En la norma se aclara también que se considera pirotécnico o cohetería, todo producto destinado a efectos mecánicos, visuales o auditivos, mediante detonación deflagración, combustión o explosión como así también aquellos de proyección cuyo efecto secundario produzca explosión y/o detonación. Con esta legislación se prohíbe la venta, pero no el uso de la pirotecnia; cuestión que trae aparejada diversos efectos negativos en los perros.
El médico veterinario y miembro de la Asociación de Veterinarios Latinoamericanos de Zoopsiquiatría, Gustavo Di Giambatista, explicó que desde el punto de vista de la Etología Clínica qué le sucede a estos animales cuando el ruido les molesta.
"Primero debemos manejar conceptos como el miedo, fobia y la ansiedad", aclara. "El miedo, el dolor y otras formas de sufrimiento no ocurren en la naturaleza por el azar, son producidas como mecanismos adaptativos para evitar peligros. Miedo se puede definir como la respuesta de autoprotección que muestra un individuo frente a situaciones que son percibidas como amenaza para él. Es una conducta adaptativa normal, ya que le permite al animal sobrevivir ante un evento o peligro. Si observa que no representa peligro retorna a su actividad normal".
La fobia.
"Fobia se define a la respuesta de miedo exagerada que se presenta de forma crónica e intensa ante un estímulo determinado. Cuando el perro siente miedo se van a producir reacciones fisiológicas como aumento de la frecuencia cardíaca (Taquicardia), jadeos cortos y frecuentes (Hiperventilación), temblores, dilatación de pupila (Midriasis), que son respuestas de la activación del sistema nervioso autónomo y el neuroendocrino", señaló Di Giambatista en una entrevista con este diario.
"También podrán observar que adoptan una posición agazapada con la cola entre las patas, tratar de esconderse debajo de un mueble, buscar de subirse a la falda o en lo peor huir, sin control entre otras. Esto es por falta de una respuesta adaptativa, por la reacción de un estímulo como lo fue el sonido. La fobia es una patología y afecta considerablemente al bienestar animal y tiene tratamiento", añadió.
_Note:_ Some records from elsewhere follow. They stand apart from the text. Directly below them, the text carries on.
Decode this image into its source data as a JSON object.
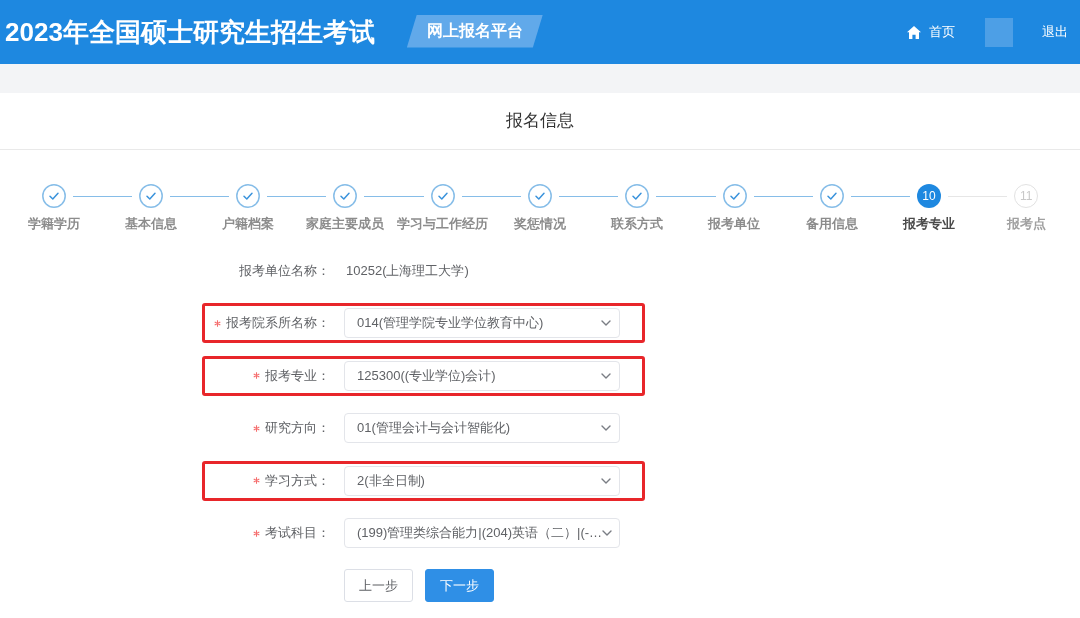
{
  "header": {
    "title": "2023年全国硕士研究生招生考试",
    "badge": "网上报名平台",
    "nav": [
      {
        "kind": "home",
        "label": "首页"
      },
      {
        "kind": "blurred"
      },
      {
        "kind": "link",
        "label": "退出"
      }
    ]
  },
  "page_title": "报名信息",
  "steps": [
    {
      "label": "学籍学历",
      "done": true,
      "selected": false
    },
    {
      "label": "基本信息",
      "done": true,
      "selected": false
    },
    {
      "label": "户籍档案",
      "done": true,
      "selected": false
    },
    {
      "label": "家庭主要成员",
      "done": true,
      "selected": false
    },
    {
      "label": "学习与工作经历",
      "done": true,
      "selected": false
    },
    {
      "label": "奖惩情况",
      "done": true,
      "selected": false
    },
    {
      "label": "联系方式",
      "done": true,
      "selected": false
    },
    {
      "label": "报考单位",
      "done": true,
      "selected": false
    },
    {
      "label": "备用信息",
      "done": true,
      "selected": false
    },
    {
      "label": "报考专业",
      "number": "10",
      "done": false,
      "selected": true
    },
    {
      "label": "报考点",
      "number": "11",
      "done": false,
      "selected": false
    }
  ],
  "fields": [
    {
      "kind": "static",
      "label": "报考单位名称：",
      "value": "10252(上海理工大学)",
      "required": false,
      "highlighted": false
    },
    {
      "kind": "select",
      "label": "报考院系所名称：",
      "value": "014(管理学院专业学位教育中心)",
      "required": true,
      "highlighted": true
    },
    {
      "kind": "select",
      "label": "报考专业：",
      "value": "125300((专业学位)会计)",
      "required": true,
      "highlighted": true
    },
    {
      "kind": "select",
      "label": "研究方向：",
      "value": "01(管理会计与会计智能化)",
      "required": true,
      "highlighted": false
    },
    {
      "kind": "select",
      "label": "学习方式：",
      "value": "2(非全日制)",
      "required": true,
      "highlighted": true
    },
    {
      "kind": "select",
      "label": "考试科目：",
      "value": "(199)管理类综合能力|(204)英语（二）|(-…",
      "required": true,
      "highlighted": false
    }
  ],
  "buttons": [
    {
      "kind": "secondary",
      "label": "上一步"
    },
    {
      "kind": "primary",
      "label": "下一步"
    }
  ]
}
Di Giambatista comentó que los ruidos, como cualquier estímulo, producen miedo a cualquier individuo de cualquier especie. "Las fobias tienen nombre según el estímulo que lo produce, por ello a esta se la conoce como sonofobia".
Capacidad auditiva.
Los perros tienen una mayor capacidad auditiva con respecto a los seres humanos. "El rango de frecuencia de sonido que un oído podría escuchar se mide en Herzios (Hz). El hombre tiene un rango que va desde los 20 Hz en tonos Graves hasta los 20000 Hz en tonos Agudos y el perro va entre los 16 Hz en tono graves hasta los 40000 Hz en agudos. Entre los sonidos agudos están los producidos por los instrumentos de viento, cuerda, etc; y entre los sonidos graves; los generados por instrumentos de percusión y los fuegos artificiales. Entonces, por un lado tenemos un estímulo (Ruido) que es impredecible, y produce miedo. Luego, por otros factores puede o no aparecer la fobia", explicó.
Causa de las fobias.
Las fobias en el perro podrían aparecen por diferentes causas: Una falta de habituación, porque desde cachorro no fue expuesto a este tipo de ruido, o una sobreprotección, que es una respuesta exagerada por parte del dueño hacia el perro cuando siente miedo.
Di Giambatista dice que otro concepto es el refuerzo: "este puede ser positivo o negativo, con el primero el perro repite la acción y con el segundo no. Es decir, si el perro adopta una actitud de miedo ante los petardos si lo acariciamos, abrazamos, etc éste lo toma como un "premio", asume que eso está bien y repetirá la conducta transformándose en una fobia".